Artigo dedicado a Edvar Luiz Bonotto
_______________
Elias Jabbour é Doutorando em Geografia Humana pela FFLCH-USP, professor colaborador do Programa de Pós-Graduação em Geografia do Departamento de Geociências do CFH-UFSC, membro do Conselho Editorial de Princípios e autor de China: infra-estruturas e crescimento econômico (Anita Garibaldi, 2006, 256 p.) e China: desenvolvimento e socialismo de mercado (DG-CFH-UFSC, 2006, 86 p.).
Notas:
(1) Uma notável síntese do pensamento de Ignácio Rangel pode ser encontrada no capítulo 5 de R. Bielschowsky: Pensamento Econômico Brasileiro, IPEA, 1988, no qual, conforme Mamigonian (1997): “(…) não se confunde Rangel com CEPAL ou estruturalismo como faz G. Mantega em A Economia Política Brasileira”.

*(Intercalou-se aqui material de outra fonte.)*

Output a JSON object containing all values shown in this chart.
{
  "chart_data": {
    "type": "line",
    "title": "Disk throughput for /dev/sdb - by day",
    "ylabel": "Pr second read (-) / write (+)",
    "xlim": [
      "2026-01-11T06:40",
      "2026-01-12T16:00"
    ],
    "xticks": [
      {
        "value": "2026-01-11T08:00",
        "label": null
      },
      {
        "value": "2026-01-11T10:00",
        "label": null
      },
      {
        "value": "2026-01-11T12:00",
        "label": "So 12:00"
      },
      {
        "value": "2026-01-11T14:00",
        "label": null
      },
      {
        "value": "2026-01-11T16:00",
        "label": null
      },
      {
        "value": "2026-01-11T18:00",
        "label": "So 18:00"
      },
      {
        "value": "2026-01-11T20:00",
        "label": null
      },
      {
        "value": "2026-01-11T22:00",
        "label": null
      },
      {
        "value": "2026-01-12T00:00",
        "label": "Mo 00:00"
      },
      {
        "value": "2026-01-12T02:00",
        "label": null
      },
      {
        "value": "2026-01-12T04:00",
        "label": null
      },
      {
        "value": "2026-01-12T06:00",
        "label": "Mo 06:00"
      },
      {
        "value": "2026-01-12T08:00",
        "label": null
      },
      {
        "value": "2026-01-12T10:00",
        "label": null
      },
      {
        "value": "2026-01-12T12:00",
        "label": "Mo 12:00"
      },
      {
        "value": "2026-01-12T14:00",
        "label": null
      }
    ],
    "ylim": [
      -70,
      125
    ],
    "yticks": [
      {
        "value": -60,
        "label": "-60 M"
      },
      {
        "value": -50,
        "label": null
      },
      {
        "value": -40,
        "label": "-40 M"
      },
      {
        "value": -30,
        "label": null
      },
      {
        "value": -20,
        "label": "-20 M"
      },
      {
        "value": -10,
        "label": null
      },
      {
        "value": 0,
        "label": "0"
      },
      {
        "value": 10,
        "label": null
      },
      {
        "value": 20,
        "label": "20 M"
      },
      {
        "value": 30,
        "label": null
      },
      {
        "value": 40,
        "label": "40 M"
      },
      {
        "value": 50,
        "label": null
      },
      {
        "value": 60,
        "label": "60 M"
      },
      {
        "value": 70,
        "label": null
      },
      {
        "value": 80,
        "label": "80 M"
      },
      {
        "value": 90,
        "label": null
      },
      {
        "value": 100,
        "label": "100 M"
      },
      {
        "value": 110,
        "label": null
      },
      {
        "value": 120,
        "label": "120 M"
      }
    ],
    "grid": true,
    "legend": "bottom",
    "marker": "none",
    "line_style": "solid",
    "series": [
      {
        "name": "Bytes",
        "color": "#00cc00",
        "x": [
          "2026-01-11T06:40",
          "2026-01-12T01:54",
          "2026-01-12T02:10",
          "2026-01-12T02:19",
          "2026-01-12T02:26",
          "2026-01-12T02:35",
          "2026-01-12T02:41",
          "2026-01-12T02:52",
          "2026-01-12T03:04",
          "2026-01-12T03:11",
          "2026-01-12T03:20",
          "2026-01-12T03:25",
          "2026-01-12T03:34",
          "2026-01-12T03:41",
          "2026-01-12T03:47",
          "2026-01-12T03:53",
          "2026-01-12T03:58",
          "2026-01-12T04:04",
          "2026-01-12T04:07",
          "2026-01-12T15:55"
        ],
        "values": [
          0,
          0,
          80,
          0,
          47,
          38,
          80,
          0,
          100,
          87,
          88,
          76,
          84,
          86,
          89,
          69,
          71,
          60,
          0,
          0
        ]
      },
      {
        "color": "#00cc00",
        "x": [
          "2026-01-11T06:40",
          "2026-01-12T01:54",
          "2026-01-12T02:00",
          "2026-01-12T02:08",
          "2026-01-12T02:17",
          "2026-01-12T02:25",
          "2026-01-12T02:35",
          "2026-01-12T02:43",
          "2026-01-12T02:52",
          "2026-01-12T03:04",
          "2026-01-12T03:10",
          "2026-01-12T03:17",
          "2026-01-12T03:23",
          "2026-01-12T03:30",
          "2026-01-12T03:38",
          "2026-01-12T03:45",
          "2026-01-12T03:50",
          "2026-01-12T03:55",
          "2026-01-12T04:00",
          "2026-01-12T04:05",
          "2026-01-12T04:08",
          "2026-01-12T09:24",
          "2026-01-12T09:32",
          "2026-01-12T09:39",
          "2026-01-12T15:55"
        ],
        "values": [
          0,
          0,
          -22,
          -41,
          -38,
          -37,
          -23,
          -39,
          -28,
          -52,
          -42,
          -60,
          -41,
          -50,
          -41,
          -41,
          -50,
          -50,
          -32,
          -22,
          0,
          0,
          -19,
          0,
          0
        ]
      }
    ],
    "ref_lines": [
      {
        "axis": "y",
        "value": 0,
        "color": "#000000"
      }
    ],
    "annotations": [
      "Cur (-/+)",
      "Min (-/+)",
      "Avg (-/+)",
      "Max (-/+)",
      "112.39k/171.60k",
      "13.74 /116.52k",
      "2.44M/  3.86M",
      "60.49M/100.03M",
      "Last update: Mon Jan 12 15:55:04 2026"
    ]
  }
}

(2) Sobre a dualidade de nossa formação ler: RANGEL, I. “A história da dualidade brasileira”. In Revista de Economia Política n° 1, vol.4, p. 5-34, jan-mar/1981. Disponível em: http//www.rep.org/pdf/04.pdf
(3) RANGEL, I.: “A Inflação Brasileira”. In Obras Reunidas de Ignácio Rangel. Contraponto, Vol. 1, p. 555, Rio de Janeiro, 2005.
(4) A adesão a essa opinião tem raiz na própria forma liberal de como se aborda o conceito de poupança. Sobre isto ler: RANGEL, I.: “O que é poupança interna?”. In Obras Reunidas de Ignácio Rangel. Contraponto, Vol. 2, p. 326-333, Rio de Janeiro, 2005.

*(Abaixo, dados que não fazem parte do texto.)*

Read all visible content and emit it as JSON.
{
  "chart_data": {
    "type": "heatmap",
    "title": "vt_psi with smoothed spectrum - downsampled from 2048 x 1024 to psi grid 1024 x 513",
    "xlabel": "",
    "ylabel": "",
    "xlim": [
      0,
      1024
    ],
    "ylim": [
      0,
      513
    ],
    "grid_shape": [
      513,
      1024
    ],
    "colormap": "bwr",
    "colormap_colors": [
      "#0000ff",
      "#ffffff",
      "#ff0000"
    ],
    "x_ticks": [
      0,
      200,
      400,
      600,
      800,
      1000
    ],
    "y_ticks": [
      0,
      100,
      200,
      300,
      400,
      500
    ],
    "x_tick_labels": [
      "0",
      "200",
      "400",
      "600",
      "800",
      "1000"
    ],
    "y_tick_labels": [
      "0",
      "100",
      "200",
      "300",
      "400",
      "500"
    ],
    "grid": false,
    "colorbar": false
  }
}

(5) Idem à nota 3, p. 595.
(6) Isso se atesta pelo fato de a inflação e seu controle até hoje serem a principal variável a se considerar na elaboração de políticas econômicas no Brasil e também pelo seu controle – há quase 20 anos – ser feito pela via da compressão de demanda (juros) e pela abertura comercial (câmbio) demonstrando a supremacia da visão de mundo dos bancos e oligopólios estrangeiros. Em curtas palavras: da força objetiva e subjetiva do imperialismo no Brasil.

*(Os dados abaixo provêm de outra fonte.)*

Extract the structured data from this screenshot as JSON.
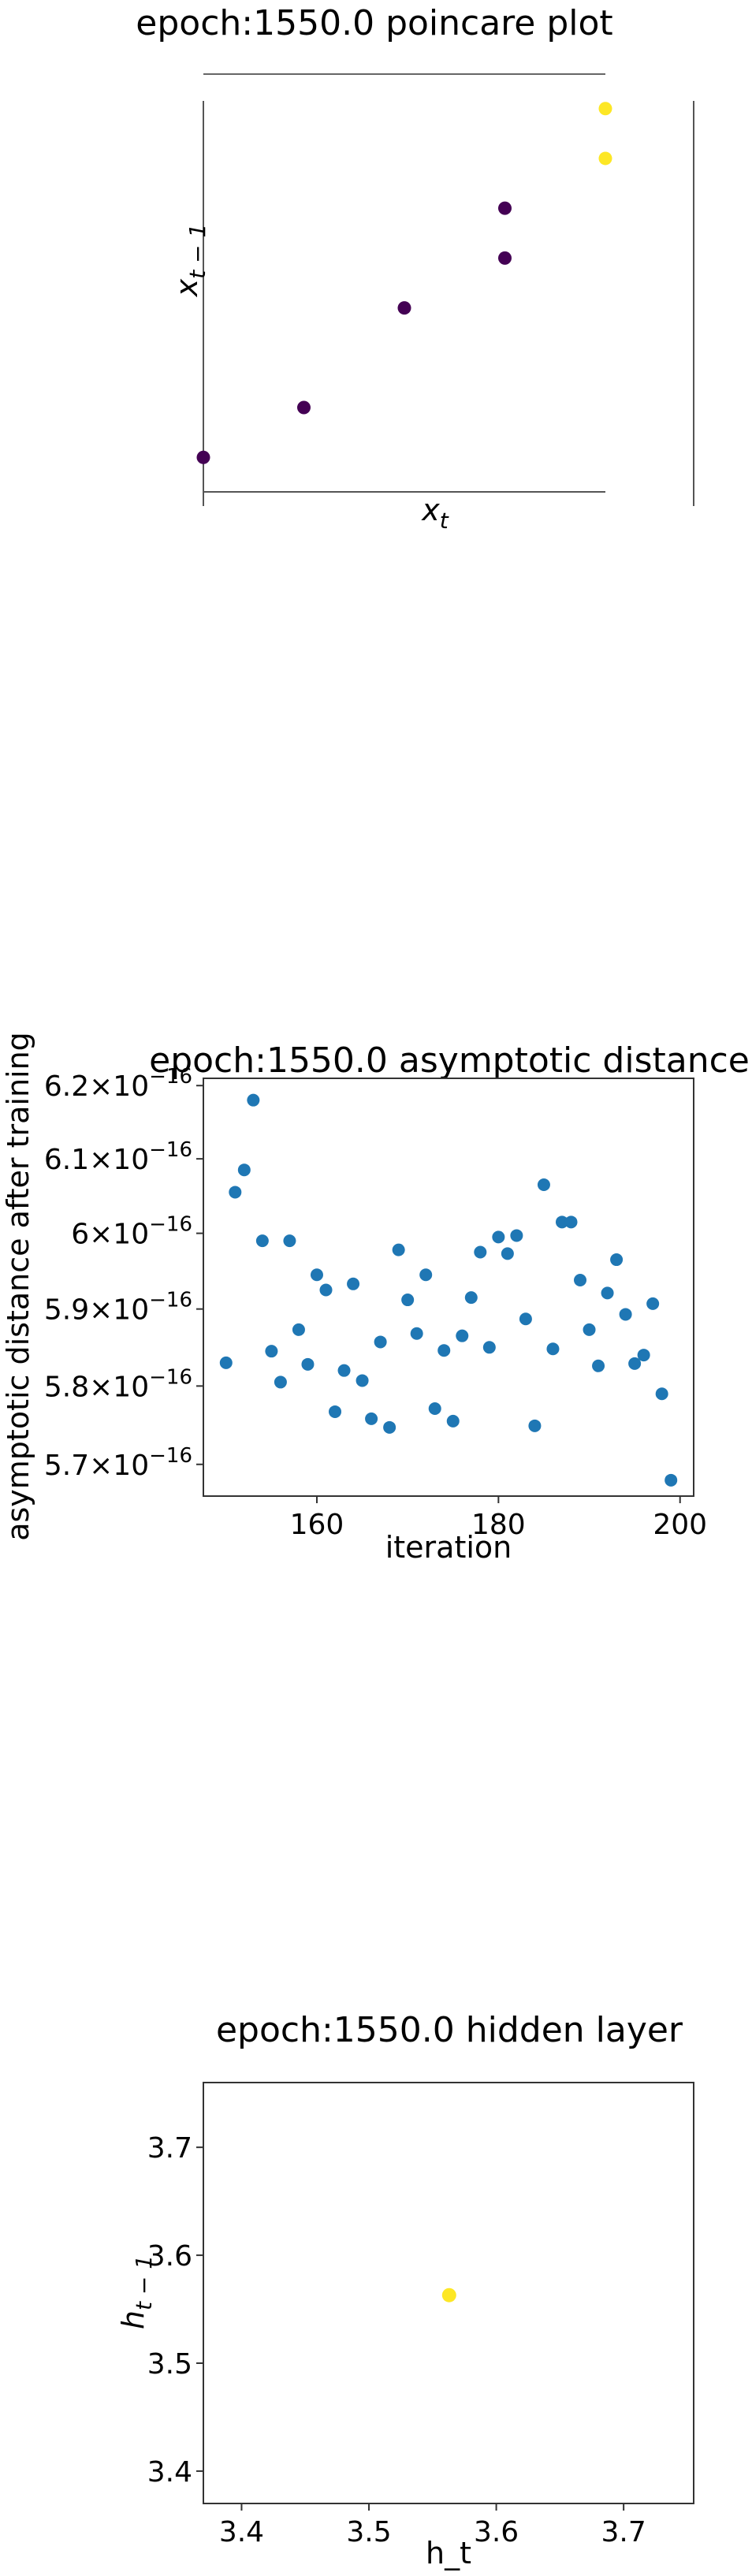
{
  "chart_data": [
    {
      "type": "scatter",
      "title": "epoch:1550.0 poincare plot",
      "xlabel": "x",
      "xlabel_sub": "t",
      "ylabel": "x",
      "ylabel_sub": "t − 1",
      "grid": false,
      "axes_visible": false,
      "points": [
        {
          "x": 0.0,
          "y": 0.07,
          "c": "#440154"
        },
        {
          "x": 0.25,
          "y": 0.2,
          "c": "#440154"
        },
        {
          "x": 0.5,
          "y": 0.46,
          "c": "#440154"
        },
        {
          "x": 0.75,
          "y": 0.59,
          "c": "#440154"
        },
        {
          "x": 0.75,
          "y": 0.72,
          "c": "#440154"
        },
        {
          "x": 1.0,
          "y": 0.85,
          "c": "#fde725"
        },
        {
          "x": 1.0,
          "y": 0.98,
          "c": "#fde725"
        }
      ],
      "xlim": [
        0,
        1
      ],
      "ylim": [
        -0.02,
        1.0
      ]
    },
    {
      "type": "scatter",
      "title": "epoch:1550.0 asymptotic distance",
      "xlabel": "iteration",
      "ylabel": "asymptotic distance after training",
      "color": "#1f77b4",
      "grid": false,
      "yscale": "log",
      "xlim": [
        147.5,
        201.5
      ],
      "ylim": [
        5.66e-16,
        6.21e-16
      ],
      "xticks": [
        160,
        180,
        200
      ],
      "ytick_values": [
        5.7e-16,
        5.8e-16,
        5.9e-16,
        6e-16,
        6.1e-16,
        6.2e-16
      ],
      "ytick_labels": [
        {
          "mant": "5.7",
          "exp": "−16"
        },
        {
          "mant": "5.8",
          "exp": "−16"
        },
        {
          "mant": "5.9",
          "exp": "−16"
        },
        {
          "mant": "6",
          "exp": "−16"
        },
        {
          "mant": "6.1",
          "exp": "−16"
        },
        {
          "mant": "6.2",
          "exp": "−16"
        }
      ],
      "x": [
        150,
        151,
        152,
        153,
        154,
        155,
        156,
        157,
        158,
        159,
        160,
        161,
        162,
        163,
        164,
        165,
        166,
        167,
        168,
        169,
        170,
        171,
        172,
        173,
        174,
        175,
        176,
        177,
        178,
        179,
        180,
        181,
        182,
        183,
        184,
        185,
        186,
        187,
        188,
        189,
        190,
        191,
        192,
        193,
        194,
        195,
        196,
        197,
        198,
        199
      ],
      "y": [
        5.83e-16,
        6.055e-16,
        6.085e-16,
        6.18e-16,
        5.99e-16,
        5.845e-16,
        5.805e-16,
        5.99e-16,
        5.873e-16,
        5.828e-16,
        5.945e-16,
        5.925e-16,
        5.767e-16,
        5.82e-16,
        5.933e-16,
        5.807e-16,
        5.758e-16,
        5.857e-16,
        5.747e-16,
        5.978e-16,
        5.912e-16,
        5.868e-16,
        5.945e-16,
        5.771e-16,
        5.846e-16,
        5.755e-16,
        5.865e-16,
        5.915e-16,
        5.975e-16,
        5.85e-16,
        5.995e-16,
        5.973e-16,
        5.997e-16,
        5.887e-16,
        5.749e-16,
        6.065e-16,
        5.848e-16,
        6.015e-16,
        6.015e-16,
        5.938e-16,
        5.873e-16,
        5.826e-16,
        5.921e-16,
        5.965e-16,
        5.893e-16,
        5.829e-16,
        5.84e-16,
        5.907e-16,
        5.79e-16,
        5.68e-16
      ]
    },
    {
      "type": "scatter",
      "title": "epoch:1550.0 hidden layer",
      "xlabel": "h_t",
      "ylabel": "h",
      "ylabel_sub": "t − 1",
      "grid": false,
      "xlim": [
        3.37,
        3.755
      ],
      "ylim": [
        3.37,
        3.76
      ],
      "xticks": [
        3.4,
        3.5,
        3.6,
        3.7
      ],
      "yticks": [
        3.4,
        3.5,
        3.6,
        3.7
      ],
      "points": [
        {
          "x": 3.563,
          "y": 3.563,
          "c": "#fde725"
        }
      ]
    }
  ]
}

(7) Ibid, ibidem à nota 3, p. 663. Importante notar que a opinião pública brasileira, notadamente quase a totalidade das esquerdas, foi ganha para o discurso do “combate à inflação” partindo do pressuposto da mesma como fator de perda do poder de compra dos trabalhadores, quando na verdade entre 1993 e 2003, no auge das políticas de “estabilização”, segundo dados do DIEESE, a participação dos salários na composição do PIB nacional caiu em 50%.
(8) RANGEL, I.: “A Inflação Brasileira”. In Obras Reunidas de Ignácio Rangel. Contraponto, Vol. 1, p. 613 , Rio de Janeiro, 2005. Atualmente é muito comum, em momentos de recessão, a indução de capacidade ociosa em setores como o automobilístico. Nota-se também que uma das “armas” contra a inflação utilizada no Brasil foi a substituição de oligopólios industriais nacionais por oligopólios estrangeiros como no setor alimentício, metal-mecânico e siderúrgico.
(9) Empiricamente pode-se relacionar esse movimento com o fato de o Brasil, com ou sem inflação, ter sido o país do mundo que mais cresceu economicamente no século passado.
(10) Sobre a solução aos impasses econômicos brasileiros e também sobre o futuro do processo de reprodução do capital em nosso país é importante a leitura de “Posfácio à 5° Edição”, escrito por Rangel em A Inflação Brasileira. É atual a ponto de tranqüilamente poder servir de base a uma plataforma nacionalista e desenvolvimentista para o Brasil.